Comment 2: How has the concentration of 4-MU been determined? The justification should be in the manuscript.

Response 2: Thank you for your careful reading and excellent suggestions. The intervention dose of 4-MU mainly referred to the relevant references on the regulation of metabolic diseases by 4-MU[5,6] (line 106-107).

Reference (doi:10.1016/j.matbio.2023.09.003) suggests that T2D mice are fed with 250mg/mouse 4-MU every day, which increases the expression of apoptosis inhibitor survivin on β cells, thus improving T2D.
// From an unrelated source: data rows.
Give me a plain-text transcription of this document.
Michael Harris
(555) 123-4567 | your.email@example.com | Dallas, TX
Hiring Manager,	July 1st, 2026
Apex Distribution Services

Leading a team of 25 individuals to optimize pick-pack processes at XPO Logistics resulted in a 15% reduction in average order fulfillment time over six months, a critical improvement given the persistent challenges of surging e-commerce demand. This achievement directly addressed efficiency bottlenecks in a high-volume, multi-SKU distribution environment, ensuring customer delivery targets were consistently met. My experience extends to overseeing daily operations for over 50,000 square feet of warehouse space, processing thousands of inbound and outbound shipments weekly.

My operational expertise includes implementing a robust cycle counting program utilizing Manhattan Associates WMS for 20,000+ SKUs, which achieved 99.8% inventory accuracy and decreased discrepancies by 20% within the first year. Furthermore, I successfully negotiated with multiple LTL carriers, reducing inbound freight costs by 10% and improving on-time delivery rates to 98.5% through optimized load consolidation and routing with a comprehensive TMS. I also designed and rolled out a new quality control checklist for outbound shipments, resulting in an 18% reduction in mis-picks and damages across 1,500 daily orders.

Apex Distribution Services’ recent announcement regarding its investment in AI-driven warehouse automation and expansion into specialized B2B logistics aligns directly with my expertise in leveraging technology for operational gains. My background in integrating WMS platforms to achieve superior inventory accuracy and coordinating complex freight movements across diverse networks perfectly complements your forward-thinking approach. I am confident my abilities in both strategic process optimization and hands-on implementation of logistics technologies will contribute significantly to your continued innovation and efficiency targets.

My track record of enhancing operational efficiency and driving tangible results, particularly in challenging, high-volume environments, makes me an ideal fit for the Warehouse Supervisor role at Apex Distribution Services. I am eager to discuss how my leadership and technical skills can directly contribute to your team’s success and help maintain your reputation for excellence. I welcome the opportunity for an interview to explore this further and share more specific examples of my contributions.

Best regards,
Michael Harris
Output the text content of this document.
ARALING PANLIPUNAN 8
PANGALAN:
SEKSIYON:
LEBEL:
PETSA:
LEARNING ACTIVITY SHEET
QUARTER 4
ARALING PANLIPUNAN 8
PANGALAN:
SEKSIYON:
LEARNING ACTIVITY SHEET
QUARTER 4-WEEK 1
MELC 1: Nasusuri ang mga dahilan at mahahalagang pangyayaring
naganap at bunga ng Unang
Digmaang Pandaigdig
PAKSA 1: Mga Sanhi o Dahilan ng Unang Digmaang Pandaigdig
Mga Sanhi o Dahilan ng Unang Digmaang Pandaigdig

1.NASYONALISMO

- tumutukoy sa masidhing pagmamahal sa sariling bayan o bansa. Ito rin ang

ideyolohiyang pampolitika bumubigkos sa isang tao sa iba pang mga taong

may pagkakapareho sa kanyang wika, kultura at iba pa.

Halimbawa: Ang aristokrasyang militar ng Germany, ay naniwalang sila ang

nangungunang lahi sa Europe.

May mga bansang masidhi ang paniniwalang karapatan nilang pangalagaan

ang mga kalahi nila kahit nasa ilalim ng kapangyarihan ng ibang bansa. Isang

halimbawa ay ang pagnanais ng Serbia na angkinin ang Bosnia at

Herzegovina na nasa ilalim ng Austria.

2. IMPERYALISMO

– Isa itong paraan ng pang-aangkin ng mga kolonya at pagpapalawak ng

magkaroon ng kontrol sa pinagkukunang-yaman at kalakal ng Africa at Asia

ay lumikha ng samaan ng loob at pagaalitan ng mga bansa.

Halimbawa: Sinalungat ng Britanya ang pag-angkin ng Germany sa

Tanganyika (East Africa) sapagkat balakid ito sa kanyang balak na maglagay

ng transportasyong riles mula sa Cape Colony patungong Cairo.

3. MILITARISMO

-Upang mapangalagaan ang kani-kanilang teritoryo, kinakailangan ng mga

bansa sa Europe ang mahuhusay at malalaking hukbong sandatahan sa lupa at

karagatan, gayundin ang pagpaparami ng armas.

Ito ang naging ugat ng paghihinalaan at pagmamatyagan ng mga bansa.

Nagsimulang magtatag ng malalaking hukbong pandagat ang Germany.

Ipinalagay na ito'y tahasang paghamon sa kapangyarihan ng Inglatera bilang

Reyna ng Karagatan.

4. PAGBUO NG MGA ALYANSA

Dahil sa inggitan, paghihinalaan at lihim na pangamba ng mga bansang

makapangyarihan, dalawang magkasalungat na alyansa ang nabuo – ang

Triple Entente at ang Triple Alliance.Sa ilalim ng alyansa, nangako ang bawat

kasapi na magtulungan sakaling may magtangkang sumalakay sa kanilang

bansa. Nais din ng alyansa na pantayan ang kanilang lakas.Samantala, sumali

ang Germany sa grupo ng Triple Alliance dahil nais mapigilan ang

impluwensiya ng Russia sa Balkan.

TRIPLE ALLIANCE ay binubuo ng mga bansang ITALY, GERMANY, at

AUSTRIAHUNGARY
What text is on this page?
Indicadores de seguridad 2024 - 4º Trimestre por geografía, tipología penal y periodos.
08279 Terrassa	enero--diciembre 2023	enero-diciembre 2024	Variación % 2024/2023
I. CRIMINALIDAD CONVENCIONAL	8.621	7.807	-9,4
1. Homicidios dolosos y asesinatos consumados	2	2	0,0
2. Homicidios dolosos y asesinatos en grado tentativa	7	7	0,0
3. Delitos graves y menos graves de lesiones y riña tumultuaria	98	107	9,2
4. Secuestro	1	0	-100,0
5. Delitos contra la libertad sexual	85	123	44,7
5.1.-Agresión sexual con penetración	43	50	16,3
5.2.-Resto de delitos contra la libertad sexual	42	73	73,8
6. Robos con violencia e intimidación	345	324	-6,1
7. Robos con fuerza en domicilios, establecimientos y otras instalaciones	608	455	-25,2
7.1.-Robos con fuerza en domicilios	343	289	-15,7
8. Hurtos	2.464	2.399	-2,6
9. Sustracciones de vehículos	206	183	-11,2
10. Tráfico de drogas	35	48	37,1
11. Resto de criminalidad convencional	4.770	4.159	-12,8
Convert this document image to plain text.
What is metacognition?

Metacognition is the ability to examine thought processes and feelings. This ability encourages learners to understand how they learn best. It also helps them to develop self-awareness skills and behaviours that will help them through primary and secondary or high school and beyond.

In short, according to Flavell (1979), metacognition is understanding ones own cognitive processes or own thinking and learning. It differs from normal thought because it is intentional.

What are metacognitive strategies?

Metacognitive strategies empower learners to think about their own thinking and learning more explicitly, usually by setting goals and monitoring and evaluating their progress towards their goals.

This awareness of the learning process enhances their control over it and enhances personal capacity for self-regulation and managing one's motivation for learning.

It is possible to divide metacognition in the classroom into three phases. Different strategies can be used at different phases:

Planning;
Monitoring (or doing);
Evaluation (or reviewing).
Reference (doi:10.1172/JCI79271) suggests that by feeding autoimmune diabetic mice with 250mg/mouse 4-MU every day, the immune tolerance during autoimmune inflammation can be restored by inhibiting the deposition of endogenous acid.

 

Comment 3: the researcher began administering 4-MU after STZ treatment, hypothesizing that 4-MU may reverse the effect of STZ treatments, but throughout their manuscript, they were mentioning a preventive effect of 4-MU against STZ treatment; if the effect is preventive, then 4-MU should have been administered either before or at the same time with STZ, any justifications.

Response 3: Thank you for your careful reading and thoughts. We apologize that the description in our manuscript was confusing for you. In fact, according to the design of this study, the use of 4-MU was initiated only after STZ treatment (line 104-106), which demonstrated that 4-MU promoted the renewal and inhibited dedifferentiation of islet β cells in mice with STZ-induced T1D. In the revised manuscript, we have unified the therapeutic effect of 4-MU. However, our study could not show the preventive effect of 4-MU, which will be the next step of our research to explore.

 

Mice were randomly divided into three experimental groups: (I) CON group, (II) STZ group and (III) STZ + 4-MU group. Mice in the STZ group and the STZ + 4-MU group were intraperitoneally (i.p.) injected with 0.2 mL STZ (50 mg/kg, Sigma-Aldrich, St. Louis, MO, USA) for 5 consecutive days, and the mice in the CON group were intraperitoneally injected with 0.2 mL saline. After T1D mice were successfully constructed, the control and STZ groups were fed with regular chow, and the STZ + 4-MU group were fed with regular chow supplemented with 4-MU (250 mg/mouse/day, Alfa Aesar, Ward Hill, MA).

 

Comment 4: in line 179, i think i it is fasting glucose not Non-fasting glucose.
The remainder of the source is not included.